Problem: One of the most common problems in data analysis is narrowing down a list of items to show the items that are most relevant for a given situation. One way to narrow down a list is to filter the top 10 or top 100 items, but although using TOPCOUNT() guarantees that you'll have fewer items to view, it doesn't guarantee that the items left are the ones you want.
October's challenge was to write a query that returns all the customers in the FoodMart 2000 Sales cube whose total Store Sales equal at least 5 percent of the sales to the customer who has the highest total Store Sales. Note that this isn't exactly what the MDX TOPPERCENT() function does. TOPPERCENT() finds the items whose Store Sales totals sum together to make a given percentage of the total Store Sales for all the items you specify. Write a query that displays all the qualifying customers on the rows and their total Store Sales values on the columns.
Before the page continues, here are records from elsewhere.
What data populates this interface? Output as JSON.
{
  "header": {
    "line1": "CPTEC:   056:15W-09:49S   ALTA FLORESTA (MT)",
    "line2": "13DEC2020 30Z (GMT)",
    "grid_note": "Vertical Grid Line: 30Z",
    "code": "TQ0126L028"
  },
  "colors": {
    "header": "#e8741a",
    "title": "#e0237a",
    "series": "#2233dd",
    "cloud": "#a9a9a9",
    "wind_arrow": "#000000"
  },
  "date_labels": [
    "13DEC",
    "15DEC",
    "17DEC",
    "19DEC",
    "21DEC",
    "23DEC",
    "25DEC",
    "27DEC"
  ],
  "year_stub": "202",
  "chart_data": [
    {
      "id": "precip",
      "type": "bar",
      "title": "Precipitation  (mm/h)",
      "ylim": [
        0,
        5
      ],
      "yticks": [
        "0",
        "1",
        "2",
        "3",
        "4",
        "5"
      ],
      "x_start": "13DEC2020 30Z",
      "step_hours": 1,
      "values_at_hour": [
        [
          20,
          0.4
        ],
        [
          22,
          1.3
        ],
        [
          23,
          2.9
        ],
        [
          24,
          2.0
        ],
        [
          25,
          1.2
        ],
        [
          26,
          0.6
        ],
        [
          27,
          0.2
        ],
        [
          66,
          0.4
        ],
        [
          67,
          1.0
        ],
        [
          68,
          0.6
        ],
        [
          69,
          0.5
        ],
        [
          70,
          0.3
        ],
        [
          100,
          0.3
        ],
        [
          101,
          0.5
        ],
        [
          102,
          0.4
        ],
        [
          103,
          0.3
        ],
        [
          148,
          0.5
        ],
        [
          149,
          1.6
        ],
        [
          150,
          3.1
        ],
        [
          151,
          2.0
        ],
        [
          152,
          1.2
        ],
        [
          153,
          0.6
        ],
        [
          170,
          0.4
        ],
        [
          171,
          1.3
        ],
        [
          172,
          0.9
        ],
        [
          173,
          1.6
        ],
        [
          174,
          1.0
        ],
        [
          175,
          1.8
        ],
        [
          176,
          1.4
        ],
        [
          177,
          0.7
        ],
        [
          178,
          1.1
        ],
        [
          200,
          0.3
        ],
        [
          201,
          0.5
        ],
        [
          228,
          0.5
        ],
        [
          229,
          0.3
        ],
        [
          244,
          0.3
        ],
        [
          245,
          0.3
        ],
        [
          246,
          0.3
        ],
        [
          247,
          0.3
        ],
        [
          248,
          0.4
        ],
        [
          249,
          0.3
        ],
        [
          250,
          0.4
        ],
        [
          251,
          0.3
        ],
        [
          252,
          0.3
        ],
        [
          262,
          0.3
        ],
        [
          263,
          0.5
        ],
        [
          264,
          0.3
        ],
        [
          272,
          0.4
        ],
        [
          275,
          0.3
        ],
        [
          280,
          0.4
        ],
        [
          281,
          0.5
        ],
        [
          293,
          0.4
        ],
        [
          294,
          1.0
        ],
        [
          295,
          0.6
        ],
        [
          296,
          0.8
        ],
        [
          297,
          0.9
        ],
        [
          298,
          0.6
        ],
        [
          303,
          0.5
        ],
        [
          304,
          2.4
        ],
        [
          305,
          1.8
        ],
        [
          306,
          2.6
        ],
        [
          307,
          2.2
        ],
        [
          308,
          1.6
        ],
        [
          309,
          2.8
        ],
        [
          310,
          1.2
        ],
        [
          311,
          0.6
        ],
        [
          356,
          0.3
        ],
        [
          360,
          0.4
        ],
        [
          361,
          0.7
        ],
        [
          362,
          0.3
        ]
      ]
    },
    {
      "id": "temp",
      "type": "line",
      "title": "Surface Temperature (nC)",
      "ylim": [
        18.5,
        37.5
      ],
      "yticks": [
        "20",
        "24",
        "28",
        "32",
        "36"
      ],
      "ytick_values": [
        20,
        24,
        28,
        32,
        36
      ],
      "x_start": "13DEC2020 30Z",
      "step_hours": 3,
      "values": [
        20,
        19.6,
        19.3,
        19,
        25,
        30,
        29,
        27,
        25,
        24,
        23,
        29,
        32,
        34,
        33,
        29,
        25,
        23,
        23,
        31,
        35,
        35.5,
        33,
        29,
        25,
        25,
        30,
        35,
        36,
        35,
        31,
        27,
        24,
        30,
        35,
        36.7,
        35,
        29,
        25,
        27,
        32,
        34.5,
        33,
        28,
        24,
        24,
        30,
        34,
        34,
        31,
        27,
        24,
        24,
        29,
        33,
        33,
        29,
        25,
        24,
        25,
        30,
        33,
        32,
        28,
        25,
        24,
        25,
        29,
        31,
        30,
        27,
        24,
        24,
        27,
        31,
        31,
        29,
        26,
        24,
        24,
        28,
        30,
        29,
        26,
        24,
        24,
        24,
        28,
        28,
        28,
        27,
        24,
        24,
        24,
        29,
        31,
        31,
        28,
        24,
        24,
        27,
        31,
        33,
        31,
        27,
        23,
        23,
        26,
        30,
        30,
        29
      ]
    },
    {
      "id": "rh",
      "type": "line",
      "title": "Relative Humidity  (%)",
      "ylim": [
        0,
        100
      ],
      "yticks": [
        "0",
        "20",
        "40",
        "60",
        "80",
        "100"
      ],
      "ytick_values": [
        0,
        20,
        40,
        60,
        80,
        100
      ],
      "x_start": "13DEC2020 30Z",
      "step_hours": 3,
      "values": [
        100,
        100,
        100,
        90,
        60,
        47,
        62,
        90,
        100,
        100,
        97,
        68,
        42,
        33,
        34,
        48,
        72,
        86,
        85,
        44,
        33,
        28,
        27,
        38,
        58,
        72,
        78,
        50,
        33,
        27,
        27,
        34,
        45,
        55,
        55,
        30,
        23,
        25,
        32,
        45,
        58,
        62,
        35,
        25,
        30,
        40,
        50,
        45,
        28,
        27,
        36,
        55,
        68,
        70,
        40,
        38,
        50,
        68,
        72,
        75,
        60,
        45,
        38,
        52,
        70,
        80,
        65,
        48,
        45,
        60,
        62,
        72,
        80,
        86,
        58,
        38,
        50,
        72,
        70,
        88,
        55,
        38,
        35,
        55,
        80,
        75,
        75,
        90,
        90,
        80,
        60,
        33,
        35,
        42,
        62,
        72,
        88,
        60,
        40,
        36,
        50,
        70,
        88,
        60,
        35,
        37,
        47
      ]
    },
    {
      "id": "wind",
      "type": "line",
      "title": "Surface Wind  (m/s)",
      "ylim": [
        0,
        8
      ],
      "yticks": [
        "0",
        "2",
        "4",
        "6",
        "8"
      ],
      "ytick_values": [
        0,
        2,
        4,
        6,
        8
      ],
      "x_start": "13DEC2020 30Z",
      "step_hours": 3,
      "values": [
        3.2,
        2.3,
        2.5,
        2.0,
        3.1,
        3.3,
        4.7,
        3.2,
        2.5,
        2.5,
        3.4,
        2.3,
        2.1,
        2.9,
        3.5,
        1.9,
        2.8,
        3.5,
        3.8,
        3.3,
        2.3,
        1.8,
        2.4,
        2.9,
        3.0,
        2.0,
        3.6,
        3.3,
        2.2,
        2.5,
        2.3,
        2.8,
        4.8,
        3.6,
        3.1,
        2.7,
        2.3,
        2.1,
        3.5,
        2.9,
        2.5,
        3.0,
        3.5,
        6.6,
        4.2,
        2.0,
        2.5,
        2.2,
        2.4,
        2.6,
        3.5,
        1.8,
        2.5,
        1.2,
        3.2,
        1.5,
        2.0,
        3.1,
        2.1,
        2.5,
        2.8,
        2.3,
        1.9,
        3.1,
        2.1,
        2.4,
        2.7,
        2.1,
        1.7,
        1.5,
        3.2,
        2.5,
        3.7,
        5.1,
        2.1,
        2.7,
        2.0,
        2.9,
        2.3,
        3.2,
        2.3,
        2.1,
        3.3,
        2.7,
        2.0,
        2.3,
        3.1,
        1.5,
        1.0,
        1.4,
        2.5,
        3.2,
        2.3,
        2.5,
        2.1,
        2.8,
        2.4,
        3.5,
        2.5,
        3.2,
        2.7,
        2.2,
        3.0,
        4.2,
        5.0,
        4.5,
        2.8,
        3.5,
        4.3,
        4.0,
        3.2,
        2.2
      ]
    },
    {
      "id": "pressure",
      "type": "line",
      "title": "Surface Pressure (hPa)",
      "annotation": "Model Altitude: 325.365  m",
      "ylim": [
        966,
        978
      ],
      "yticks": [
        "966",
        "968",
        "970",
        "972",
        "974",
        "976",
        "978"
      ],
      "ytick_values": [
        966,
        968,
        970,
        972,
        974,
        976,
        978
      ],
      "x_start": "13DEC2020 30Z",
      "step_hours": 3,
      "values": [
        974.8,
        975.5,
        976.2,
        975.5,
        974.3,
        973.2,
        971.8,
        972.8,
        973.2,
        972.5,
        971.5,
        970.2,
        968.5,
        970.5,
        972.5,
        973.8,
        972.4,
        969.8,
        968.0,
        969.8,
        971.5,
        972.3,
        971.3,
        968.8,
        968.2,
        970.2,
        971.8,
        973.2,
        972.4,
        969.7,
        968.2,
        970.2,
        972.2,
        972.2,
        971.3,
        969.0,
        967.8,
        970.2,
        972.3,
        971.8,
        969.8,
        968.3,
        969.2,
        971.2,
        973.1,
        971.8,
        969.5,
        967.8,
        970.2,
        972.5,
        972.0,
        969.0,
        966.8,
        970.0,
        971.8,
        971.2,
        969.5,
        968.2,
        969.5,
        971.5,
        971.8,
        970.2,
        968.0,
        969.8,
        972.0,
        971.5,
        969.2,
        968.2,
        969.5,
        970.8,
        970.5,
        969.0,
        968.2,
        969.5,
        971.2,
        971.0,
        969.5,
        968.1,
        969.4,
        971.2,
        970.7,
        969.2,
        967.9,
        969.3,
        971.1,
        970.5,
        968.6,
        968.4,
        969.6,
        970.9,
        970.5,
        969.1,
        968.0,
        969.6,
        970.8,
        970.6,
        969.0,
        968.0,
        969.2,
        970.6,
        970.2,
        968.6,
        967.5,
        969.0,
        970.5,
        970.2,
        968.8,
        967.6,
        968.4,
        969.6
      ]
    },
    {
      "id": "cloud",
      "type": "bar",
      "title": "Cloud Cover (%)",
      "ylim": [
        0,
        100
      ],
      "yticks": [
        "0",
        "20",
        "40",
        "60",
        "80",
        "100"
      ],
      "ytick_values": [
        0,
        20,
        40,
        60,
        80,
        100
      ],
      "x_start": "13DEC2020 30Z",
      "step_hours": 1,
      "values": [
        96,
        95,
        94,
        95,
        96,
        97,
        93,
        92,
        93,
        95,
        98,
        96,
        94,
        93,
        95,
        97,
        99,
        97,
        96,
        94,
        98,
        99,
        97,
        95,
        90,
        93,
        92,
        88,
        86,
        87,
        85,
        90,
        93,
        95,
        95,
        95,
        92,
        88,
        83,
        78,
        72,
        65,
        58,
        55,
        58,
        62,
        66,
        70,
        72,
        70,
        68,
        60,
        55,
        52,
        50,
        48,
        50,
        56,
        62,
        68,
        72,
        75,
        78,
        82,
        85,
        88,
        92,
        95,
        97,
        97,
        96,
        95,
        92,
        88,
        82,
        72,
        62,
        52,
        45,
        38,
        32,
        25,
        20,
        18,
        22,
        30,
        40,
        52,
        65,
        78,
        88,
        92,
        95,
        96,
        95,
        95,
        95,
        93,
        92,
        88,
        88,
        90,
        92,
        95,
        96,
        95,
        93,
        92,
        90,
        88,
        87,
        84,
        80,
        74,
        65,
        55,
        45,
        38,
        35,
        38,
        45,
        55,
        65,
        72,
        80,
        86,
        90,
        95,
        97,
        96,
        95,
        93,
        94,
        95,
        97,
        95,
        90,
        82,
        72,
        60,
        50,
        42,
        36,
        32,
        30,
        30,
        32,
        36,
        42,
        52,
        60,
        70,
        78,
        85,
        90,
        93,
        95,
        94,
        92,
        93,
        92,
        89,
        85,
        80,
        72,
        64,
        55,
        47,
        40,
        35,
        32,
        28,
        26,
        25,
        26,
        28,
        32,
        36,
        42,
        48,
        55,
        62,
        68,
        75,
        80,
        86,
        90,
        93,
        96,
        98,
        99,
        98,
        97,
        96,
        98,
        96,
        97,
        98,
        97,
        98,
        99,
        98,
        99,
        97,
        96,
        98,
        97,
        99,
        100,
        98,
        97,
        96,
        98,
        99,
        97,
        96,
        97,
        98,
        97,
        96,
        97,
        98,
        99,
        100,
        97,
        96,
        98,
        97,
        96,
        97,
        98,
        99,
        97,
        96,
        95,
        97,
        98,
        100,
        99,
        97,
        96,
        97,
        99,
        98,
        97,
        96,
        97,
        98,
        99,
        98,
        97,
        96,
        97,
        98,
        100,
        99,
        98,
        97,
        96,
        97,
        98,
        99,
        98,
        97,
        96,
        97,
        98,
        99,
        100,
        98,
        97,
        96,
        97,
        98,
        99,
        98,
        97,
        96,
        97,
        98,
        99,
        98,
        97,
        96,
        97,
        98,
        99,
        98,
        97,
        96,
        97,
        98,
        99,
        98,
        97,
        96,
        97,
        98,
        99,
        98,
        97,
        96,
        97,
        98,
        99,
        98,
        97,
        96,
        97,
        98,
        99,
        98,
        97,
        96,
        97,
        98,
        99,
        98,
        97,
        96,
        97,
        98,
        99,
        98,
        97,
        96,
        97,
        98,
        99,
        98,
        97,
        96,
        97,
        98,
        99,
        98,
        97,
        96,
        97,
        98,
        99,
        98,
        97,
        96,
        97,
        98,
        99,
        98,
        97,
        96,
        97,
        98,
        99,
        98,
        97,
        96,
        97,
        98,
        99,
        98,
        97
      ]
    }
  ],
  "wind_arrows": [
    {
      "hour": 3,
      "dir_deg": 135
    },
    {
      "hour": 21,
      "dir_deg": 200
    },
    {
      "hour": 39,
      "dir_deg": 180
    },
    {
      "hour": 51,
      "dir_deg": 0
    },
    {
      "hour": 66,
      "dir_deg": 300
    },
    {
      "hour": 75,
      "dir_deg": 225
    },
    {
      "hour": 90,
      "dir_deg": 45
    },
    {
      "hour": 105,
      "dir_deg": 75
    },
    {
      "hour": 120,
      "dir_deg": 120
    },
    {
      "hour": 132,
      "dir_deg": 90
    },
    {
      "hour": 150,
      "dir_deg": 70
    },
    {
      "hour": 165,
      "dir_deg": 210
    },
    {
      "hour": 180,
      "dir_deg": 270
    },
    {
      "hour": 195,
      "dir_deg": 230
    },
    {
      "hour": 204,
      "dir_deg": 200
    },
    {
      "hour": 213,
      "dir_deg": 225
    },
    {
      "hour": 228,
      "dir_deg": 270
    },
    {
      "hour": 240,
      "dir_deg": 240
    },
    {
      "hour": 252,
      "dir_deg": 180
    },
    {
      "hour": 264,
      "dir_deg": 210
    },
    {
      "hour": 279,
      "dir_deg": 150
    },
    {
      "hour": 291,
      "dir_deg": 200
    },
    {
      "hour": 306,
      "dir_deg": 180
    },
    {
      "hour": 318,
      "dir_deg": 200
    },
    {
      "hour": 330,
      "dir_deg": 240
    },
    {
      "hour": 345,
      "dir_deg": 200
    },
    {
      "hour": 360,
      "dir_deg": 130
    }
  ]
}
Solution: As Listing A shows, to solve this problem, I first created a set called LargestCustomer that contains the one customer who has the most Store Sales. Then, I used that customer to create the MaxSales measure that returns the value of Store Sales for the LargestCustomer. I used the MaxSales measure in the query's FILTER() function to identify which of all the Customers had Store Sales greater than or equal to 5 percent of the highest Store Sales value. Note that you need to separate the determination of the largest customer from the MaxSales member definition. The separation is necessary because the query evaluates sets only once, whereas it evaluates member definitions every time a result cell in the query references them. If I had embedded the TOPCOUNT() function inside the MaxSales definition, the query would be significantly slower because the query would be evaluating that definition repeatedly even though it didn't need to.